Pregnant or recently pregnant women are more susceptible to severe COVID-19 illness than other women, according to many studies and the CDC.

Pregnancy involves physiological changes that may make it easier to become very ill from respiratory viruses like COVID-19. These alterations in the body might last long after the baby is born.

However, not much is known about the potential effects on an unborn child if the mother becomes infected while pregnant. The likelihood and consequences of vertical transmission, or the transmission of the virus from the mother to the fetus, are still unknown.

“Women infected with SARS-CoV-2 during pregnancy are concerned that the virus may affect the development of their unborn child, as is the case with some other viral infections,” says study senior author Sophia Stöcklein from Ludwig Maximilian University of Munich, in Germany.

“So far, although there are a few reports of vertical transmission to the fetus, the exact risk and impact remain largely unclear. The aim of our study was to fill this gap in knowledge regarding the impact of a maternal SARS-CoV-2 infection on fetal brain development.”

Dr. Stöcklein and colleagues studied 33 patients with COVID-19 infection during pregnancy using fetal MRI. On average, the patients were 28 weeks into their pregnancies when symptoms began, with symptom start happening at slightly over 18 weeks. The most prevalent maternal symptoms included a loss or reduction in sense of smell and taste, a dry cough, fever, and shortness of breath.

The scans were examined by two board-certified radiologists with extensive fetal MRI experience. They discovered that all fetuses’ brain growth in the tested areas was age-appropriate. There were no indications that the fetal brain had been infected.

“In our study, there was no evidence that a maternal SARS-CoV-2 infection has any effect on the brain development of the unborn child,” says Dr. Stöcklein.

“This fact should help to reassure affected parents.”

But, this study, Dr. Stöcklein cautioned, included only moms with mild to moderate symptoms who were not hospitalized.

“Since the impact of severe infection on brain development in the fetus has not been conclusively determined, active protection against SARS-CoV-2 infection during pregnancy remains important,” she says.

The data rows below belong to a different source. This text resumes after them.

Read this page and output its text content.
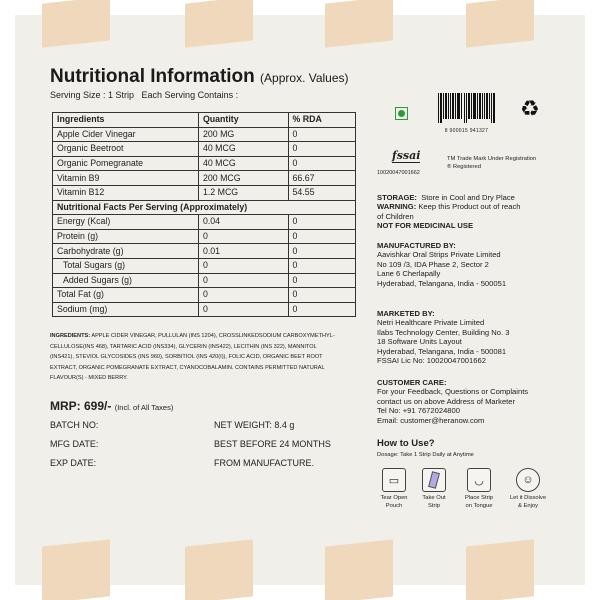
Nutritional Information (Approx. Values)
Serving Size : 1 Strip   Each Serving Contains :
Ingredients	Quantity	% RDA
Apple Cider Vinegar	200 MG	0
Organic Beetroot	40 MCG	0
Organic Pomegranate	40 MCG	0
Vitamin B9	200 MCG	66.67
Vitamin B12	1.2 MCG	54.55
Nutritional Facts Per Serving (Approximately)		
Energy (Kcal)	0.04	0
Protein (g)	0	0
Carbohydrate (g)	0.01	0
Total Sugars (g)	0	0
Added Sugars (g)	0	0
Total Fat (g)	0	0
Sodium (mg)	0	0
INGREDIENTS: APPLE CIDER VINEGAR, PULLULAN (INS 1204), CROSSLINKEDSODIUM CARBOXYMETHYL-CELLULOSE(INS 468), TARTARIC ACID (INS334), GLYCERIN (INS422), LECITHIN (INS 322), MANNITOL (INS421), STEVIOL GLYCOSIDES (INS 960), SORBITIOL (INS 420(I)), FOLIC ACID, ORGANIC BEET ROOT EXTRACT, ORGANIC POMEGRANATE EXTRACT, CYANOCOBALAMIN. CONTAINS PERMITTED NATURAL FLAVOUR(S) - MIXED BERRY.
MRP: 699/- (Incl. of All Taxes)
BATCH NO:
MFG DATE:
EXP DATE:
NET WEIGHT: 8.4 g
BEST BEFORE 24 MONTHS
FROM MANUFACTURE.
8 900015 941327
♻
fssai
10020047001662
TM Trade Mark Under Registration
® Registered
STORAGE: Store in Cool and Dry Place
WARNING: Keep this Product out of reach
of Children
NOT FOR MEDICINAL USE
MANUFACTURED BY:
Aavishkar Oral Strips Private Limited
No 109 /3, IDA Phase 2, Sector 2
Lane 6 Cherlapally
Hyderabad, Telangana, India - 500051
MARKETED BY:
Netri Healthcare Private Limited
Ilabs Technology Center, Building No. 3
18 Software Units Layout
Hyderabad, Telangana, India - 500081
FSSAI Lic No: 10020047001662
CUSTOMER CARE:
For your Feedback, Questions or Complaints
contact us on above Address of Marketer
Tel No: +91 7672024800
Email: customer@heranow.com
How to Use?
Dosage: Take 1 Strip Daily at Anytime
▭
Tear Open
Pouch
Take Out
Strip
◡
Place Strip
on Tongue
☺
Let it Dissolve
& Enjoy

The Centers for Disease Control and Prevention (CDC) advises vaccination for all individuals aged 12 and older, including pregnant women and those considering pregnancy. According to the CDC, the immunization can provide protection against serious illness.

“So far, vaccination is the most promising protection against COVID-19,” adds Dr. Stöcklein. “Any potential side effects are manageable, even in pregnant women. Therefore, despite the encouraging results of our study, pregnant women should strongly consider vaccination.”

The team will follow the patients for five years, performing extensive newborn assessments as well as brain development assessments.